Firstly, let’s be clear about it, there is no genuine market here and you soon realise it. What you have is a bunch of people largely working together within a frenzy of activity that suggests you have a chance of getting a better price if you try someone else. They are continually trying to put you off balance in your discussions: you are surrounded by people and surrounded by shouting; they agree to pay in Euros but have only Moroccan dirham; and they happily offer great prices in Mauritanian ouguiya but these we knew are unchangeable outside that country. They also suggest great prices to others in the group to try and start multiple negotiations and hence cause further confusion amongst us sellers as to where you are with things. 

There never seem to be people in front of you bargaining for the same car yet there is always someone ‘over here’ who they want you to talk to as they try to distract you and to drag you away from stalling negotiations. The only time you have two people in negotiation with you is when one is after one car and the other is – funnily enough – after the other three. And in both cases they are full of ‘reasons’ why the cars they do not want are not very good. It seems that the people with whom you are talking are never the people who want the car – there is always a need ‘to check with the boss’. In fact, there seems to be only one or two genuine buyers and the rest are ‘rent-a-crowd’. No matter what you do or with whom you negotiate it seems you can not get the price above a certain level despite the madness of shouting and money thrust towards you and the arguing between the dealers. But above all, these guys know that the border will shut in two or three hours and that you do not want to face a night trapped in no man’s land. Take a step back and you realise that they are, in fact, all in it together and they know they have you over a barrel.
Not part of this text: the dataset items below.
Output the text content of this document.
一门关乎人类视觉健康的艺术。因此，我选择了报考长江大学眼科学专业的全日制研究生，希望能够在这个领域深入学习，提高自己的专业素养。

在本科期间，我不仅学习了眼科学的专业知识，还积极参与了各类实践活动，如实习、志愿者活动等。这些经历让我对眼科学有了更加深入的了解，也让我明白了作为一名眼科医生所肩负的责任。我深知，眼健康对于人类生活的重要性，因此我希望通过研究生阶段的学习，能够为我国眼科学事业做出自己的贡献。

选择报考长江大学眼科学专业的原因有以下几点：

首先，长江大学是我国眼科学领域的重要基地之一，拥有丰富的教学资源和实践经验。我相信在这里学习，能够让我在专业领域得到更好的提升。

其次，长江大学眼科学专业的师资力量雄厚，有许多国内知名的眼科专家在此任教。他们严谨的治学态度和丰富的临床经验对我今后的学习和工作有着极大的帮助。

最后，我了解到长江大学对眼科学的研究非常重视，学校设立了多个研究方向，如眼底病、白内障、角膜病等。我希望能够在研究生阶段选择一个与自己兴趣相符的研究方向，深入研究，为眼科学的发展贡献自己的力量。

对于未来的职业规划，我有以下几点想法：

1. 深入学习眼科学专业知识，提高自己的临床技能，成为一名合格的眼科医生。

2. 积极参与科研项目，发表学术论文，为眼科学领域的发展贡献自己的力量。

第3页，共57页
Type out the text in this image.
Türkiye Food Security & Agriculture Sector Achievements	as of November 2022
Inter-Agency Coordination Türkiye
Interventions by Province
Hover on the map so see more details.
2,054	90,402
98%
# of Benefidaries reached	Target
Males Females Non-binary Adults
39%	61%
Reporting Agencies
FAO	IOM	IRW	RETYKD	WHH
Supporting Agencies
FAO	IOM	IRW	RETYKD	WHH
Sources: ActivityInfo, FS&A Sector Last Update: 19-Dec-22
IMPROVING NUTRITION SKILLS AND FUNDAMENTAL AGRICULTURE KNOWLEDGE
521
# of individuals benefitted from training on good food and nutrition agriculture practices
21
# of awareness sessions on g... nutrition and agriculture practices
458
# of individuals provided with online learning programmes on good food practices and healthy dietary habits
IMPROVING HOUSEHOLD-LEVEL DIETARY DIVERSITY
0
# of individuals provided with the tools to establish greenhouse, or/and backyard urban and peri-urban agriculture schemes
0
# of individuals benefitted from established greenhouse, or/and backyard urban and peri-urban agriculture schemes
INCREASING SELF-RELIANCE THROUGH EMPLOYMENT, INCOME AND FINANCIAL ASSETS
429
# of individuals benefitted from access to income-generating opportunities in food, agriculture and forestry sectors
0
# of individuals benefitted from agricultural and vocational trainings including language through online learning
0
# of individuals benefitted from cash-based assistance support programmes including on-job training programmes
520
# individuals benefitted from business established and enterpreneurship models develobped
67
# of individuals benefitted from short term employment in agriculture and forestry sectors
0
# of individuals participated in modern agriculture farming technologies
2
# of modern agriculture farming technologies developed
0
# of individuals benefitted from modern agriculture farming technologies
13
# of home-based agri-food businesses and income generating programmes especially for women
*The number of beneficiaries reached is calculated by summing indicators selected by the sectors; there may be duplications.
We argued the merits of right hand drive cars, of diesel against petrol, and how maintainable the cars were (they would use any excuse to justify lower prices; one of them tried to argue that as one of the cars was a diesel turbo it would be more difficult to run than a petrol car despite us having got it to the border and diesel being widely available). We bartered in English and Spanish and French using mobile phones to pump in the prices being sought and offered. And we worked in groups and as individuals selling cars singly or as a job lot. Eventually we had to settle on a price and make the sale. We made £600 for the Audi, somewhat more than the paltry £300 originally offered but not quite the £1000 plus that we understood it might be worth. But it is all money in the charity pot and we at least now had a fighting chance of getting back across the border before it shut. So, with the main aim of the trip now complete and everybody feeling somewhat frazzled from the previous three hours, we sauntered back towards the border and the last couple of hurdles: getting back into and then, ultimately, out of Morocco.


As it turned out getting in was relatively straightforward. As we moved through the various check points questions were raised about us having not gone into Mauritania so we just played along and told them we had not been allowed in as we had no visa. It seemed silly really as it was clear what we had done – and what we had done was not illegal so why even bring it up? We can only assume they were testing us to see if they could intimidate us into handing over a ‘cadeaux’. They got none.  And neither did Mr Shady who was busy in his little office processing people leaving Morocco as we walked behind it on the way back in.  Despite knowing we were on the correct side of the law the few yards from the open back door to his office and the border marker seemed like an eternity and it was a relief to step onto the road beyond the border that we had arrived at nearly eight hours earlier.


Finally it was a cramped four hour taxi ride back to our hotel (five in a four seater – two on the front seat) followed by a night out together with the other groups to celebrate our adventure, new friends and a safe trip home.